Helena sufrió por los jóvenes guerreros.

– Es una forma de redención -murmuró Helena, que, a pesar de la barbarie del espectáculo, comulgaba con los indios.

– Y eso hace ya días que dura y…

Jacques no tuvo tiempo de terminar su frase. Pegó un bote y desenvainó su puñal.
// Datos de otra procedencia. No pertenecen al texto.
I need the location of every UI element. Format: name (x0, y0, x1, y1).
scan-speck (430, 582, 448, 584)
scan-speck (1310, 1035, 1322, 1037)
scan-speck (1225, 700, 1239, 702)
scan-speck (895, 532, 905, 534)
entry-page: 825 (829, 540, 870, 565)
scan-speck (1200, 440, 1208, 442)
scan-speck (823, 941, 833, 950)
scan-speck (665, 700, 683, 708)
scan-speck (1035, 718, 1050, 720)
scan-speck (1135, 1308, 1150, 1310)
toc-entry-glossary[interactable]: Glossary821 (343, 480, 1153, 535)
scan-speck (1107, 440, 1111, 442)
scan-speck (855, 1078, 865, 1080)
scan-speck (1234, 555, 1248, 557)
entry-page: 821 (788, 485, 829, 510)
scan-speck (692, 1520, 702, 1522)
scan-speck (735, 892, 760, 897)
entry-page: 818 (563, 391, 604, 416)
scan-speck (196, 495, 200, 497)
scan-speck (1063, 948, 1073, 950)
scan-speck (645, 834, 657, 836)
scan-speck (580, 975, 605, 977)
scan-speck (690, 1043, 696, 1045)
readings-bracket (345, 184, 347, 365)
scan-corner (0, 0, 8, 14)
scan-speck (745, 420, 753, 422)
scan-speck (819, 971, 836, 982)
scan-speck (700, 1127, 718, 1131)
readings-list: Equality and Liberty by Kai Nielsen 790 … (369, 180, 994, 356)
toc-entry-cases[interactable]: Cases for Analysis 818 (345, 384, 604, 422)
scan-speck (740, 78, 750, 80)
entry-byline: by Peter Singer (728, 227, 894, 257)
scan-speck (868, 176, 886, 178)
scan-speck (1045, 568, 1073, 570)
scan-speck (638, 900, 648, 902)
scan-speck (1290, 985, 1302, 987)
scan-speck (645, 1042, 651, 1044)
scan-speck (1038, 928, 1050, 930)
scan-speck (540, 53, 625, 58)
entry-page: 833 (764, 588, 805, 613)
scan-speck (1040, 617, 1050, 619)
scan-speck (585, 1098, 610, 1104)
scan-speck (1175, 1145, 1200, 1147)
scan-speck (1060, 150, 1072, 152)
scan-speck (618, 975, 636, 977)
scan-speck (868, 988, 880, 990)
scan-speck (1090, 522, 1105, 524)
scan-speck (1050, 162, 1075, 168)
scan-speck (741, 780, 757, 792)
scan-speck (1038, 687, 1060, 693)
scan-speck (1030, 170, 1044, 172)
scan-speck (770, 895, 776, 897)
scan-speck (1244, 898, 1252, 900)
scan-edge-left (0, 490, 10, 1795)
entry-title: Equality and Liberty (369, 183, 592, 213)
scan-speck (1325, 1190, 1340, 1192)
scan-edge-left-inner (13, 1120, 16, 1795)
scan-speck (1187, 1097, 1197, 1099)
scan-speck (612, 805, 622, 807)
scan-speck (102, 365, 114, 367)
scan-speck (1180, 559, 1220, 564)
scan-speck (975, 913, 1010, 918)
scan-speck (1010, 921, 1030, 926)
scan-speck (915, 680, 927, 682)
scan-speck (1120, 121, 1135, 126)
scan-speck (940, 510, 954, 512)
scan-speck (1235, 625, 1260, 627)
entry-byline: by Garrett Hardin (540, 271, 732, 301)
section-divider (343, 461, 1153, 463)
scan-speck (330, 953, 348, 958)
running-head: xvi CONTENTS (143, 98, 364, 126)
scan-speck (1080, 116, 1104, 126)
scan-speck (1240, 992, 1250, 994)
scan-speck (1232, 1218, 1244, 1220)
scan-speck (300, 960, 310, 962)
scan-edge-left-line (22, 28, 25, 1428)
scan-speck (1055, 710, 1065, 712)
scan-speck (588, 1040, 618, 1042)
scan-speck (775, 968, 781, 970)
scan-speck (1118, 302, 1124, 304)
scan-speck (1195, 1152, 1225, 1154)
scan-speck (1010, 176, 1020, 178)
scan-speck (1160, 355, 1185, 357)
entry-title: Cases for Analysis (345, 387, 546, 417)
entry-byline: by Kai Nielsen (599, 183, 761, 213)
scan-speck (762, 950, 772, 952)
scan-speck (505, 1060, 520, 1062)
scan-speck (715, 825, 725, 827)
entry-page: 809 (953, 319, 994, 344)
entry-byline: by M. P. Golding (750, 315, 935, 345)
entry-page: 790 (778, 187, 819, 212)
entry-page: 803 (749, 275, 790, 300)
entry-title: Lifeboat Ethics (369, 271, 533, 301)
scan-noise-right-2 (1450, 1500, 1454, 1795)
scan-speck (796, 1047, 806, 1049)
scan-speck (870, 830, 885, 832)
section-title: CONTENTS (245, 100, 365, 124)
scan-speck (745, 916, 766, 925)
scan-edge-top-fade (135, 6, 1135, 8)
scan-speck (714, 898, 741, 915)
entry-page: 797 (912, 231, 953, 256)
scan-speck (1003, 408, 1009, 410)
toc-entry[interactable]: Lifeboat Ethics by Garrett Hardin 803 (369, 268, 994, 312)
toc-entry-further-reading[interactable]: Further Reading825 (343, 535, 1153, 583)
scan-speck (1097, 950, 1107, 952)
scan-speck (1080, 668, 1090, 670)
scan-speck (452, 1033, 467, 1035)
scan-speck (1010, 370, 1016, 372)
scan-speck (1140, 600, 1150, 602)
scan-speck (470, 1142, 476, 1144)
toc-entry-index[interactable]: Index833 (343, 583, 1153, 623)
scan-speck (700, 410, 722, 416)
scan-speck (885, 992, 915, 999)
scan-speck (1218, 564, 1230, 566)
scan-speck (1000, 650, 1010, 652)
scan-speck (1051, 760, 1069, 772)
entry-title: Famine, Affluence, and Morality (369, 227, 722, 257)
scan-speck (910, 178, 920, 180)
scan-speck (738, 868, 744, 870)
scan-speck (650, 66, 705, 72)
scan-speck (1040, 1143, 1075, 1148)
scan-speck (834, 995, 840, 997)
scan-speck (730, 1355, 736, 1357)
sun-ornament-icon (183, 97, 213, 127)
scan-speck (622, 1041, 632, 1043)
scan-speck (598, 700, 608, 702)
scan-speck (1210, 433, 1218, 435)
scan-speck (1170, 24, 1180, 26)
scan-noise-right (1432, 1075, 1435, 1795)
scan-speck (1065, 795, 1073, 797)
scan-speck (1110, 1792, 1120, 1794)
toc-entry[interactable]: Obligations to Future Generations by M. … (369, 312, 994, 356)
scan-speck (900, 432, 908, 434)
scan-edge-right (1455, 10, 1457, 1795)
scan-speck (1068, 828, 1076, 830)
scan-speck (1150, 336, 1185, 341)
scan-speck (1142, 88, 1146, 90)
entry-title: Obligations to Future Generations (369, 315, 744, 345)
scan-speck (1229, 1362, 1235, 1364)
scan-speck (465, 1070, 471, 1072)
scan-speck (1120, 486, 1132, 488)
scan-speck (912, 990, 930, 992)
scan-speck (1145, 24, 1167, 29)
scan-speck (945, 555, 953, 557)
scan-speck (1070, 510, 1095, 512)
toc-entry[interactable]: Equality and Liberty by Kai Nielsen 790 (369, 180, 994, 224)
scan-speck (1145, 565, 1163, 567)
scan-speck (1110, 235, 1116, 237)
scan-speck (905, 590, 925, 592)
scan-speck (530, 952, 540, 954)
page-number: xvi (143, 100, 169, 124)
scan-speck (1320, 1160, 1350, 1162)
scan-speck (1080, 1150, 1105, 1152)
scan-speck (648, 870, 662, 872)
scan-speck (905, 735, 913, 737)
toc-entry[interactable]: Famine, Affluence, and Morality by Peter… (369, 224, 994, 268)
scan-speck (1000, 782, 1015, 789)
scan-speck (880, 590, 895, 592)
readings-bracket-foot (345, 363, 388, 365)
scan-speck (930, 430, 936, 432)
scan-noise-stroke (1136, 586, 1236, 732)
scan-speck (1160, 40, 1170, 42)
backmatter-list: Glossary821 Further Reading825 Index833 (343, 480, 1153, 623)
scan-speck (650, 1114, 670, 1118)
En un acto reflejo, Helena rodó a un lado y vio que lo empuñaba contra una india de largas trenzas.

– ¡No la mates!

– ¡No es una squawl -replicó Jacques, que mantenía su cuchillo contra el cuello de su prisionera, a la que tenía aplastada contra el suelo.

– ¡Déjala! ¡No va armada! -dijo Helena, empujándolo.

– ¡Te estoy diciendo que no es una squaw!

Helena no lo comprendía. Ante sus ojos tenía a una india, una pobre sioux atemorizada y temblorosa. Sin embargo, no tenía pechos, y había algo masculino en su rostro. La mirada era suave, los labios delicados y carnosos incitaban a besarlos, la piel parecía aterciopelada, pero los maxilares cuadrados y la nariz arqueada y espesa le daban un toque poco agraciado al conjunto.